The case for relational databases, but not necessarily RDBMS
tl;dr Relational databases are great, when they are positioned correctly in an overall architecture. RDBMS are (mostly) unnecessary. Always build for bi-directional scale, and always take advantage of the pricing model of the cloud.
In my previous post on Function as a Service (FaaS) architectures, I mentioned how I was taken not necessarily by what technology components comprise the architecture, but what wasn't there, including a RDBMS (Relational Database Management System), which is traditionally a mainstay in most technology and analytics systems. I want to discuss here the pros and cons of taking that approach.
First, let's be clear about one thing: we have databases. In fact, we have multiple databases, if we use the Oxford dictionary definition of a database, as:
“A structured set of data held in a computer, especially one that is accessible in various ways.”

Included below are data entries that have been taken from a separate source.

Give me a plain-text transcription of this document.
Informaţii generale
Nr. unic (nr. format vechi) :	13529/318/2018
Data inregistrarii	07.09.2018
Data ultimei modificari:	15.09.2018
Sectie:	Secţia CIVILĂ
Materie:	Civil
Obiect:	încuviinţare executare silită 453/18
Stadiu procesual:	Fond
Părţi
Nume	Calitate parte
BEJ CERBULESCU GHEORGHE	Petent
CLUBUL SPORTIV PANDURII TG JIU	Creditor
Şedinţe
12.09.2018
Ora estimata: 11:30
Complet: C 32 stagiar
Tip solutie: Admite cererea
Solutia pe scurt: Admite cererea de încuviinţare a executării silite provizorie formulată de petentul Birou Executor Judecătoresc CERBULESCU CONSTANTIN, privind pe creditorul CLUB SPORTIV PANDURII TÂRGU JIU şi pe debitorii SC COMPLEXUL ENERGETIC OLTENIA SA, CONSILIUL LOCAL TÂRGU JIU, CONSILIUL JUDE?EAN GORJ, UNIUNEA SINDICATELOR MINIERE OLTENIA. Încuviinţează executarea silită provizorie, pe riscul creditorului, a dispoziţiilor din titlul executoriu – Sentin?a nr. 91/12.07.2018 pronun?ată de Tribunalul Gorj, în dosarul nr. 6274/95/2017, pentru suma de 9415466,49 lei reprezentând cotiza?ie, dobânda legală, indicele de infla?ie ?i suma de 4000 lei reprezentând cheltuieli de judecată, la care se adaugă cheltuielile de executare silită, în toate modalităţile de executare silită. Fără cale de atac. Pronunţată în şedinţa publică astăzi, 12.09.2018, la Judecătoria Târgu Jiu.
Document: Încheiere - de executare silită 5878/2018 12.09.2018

What we don't have, however, is a RDBMS, which is basically a system to manage our database, or as Wikipedia defines it:
“Connolly and Begg define Database Management System (DBMS) as a "software system that enables users to define, create, maintain and control access to the database". RDBMS is an extension of that acronym that is sometimes used when the underlying database is relational.”
Traditional RDBMS include the likes of MySQL, Oracle, and DB2, to name just a few. Natively distributed RDBMS include (e.g.) AWS Redshift, and Snowflake. I say natively because many traditional RDBMS can now work in a distributed fashion, especially if we consider database sharding, but that's beyond the scope of this post.
Although less so today than in the past, many web applications continue to leverage the LAMP software stack, which is comprised of Linux, Apache, MySQL, and PHP. Using that stack, a RDBMS is clearly part of the core componentry. I personally feel that's an outdated approach for a handful of reasons, including:
The image here is a high-level look at a simple LAMP architecture, where the RDBMS is used for both the front-end as well as analytics, using Tableau as the data visualization application.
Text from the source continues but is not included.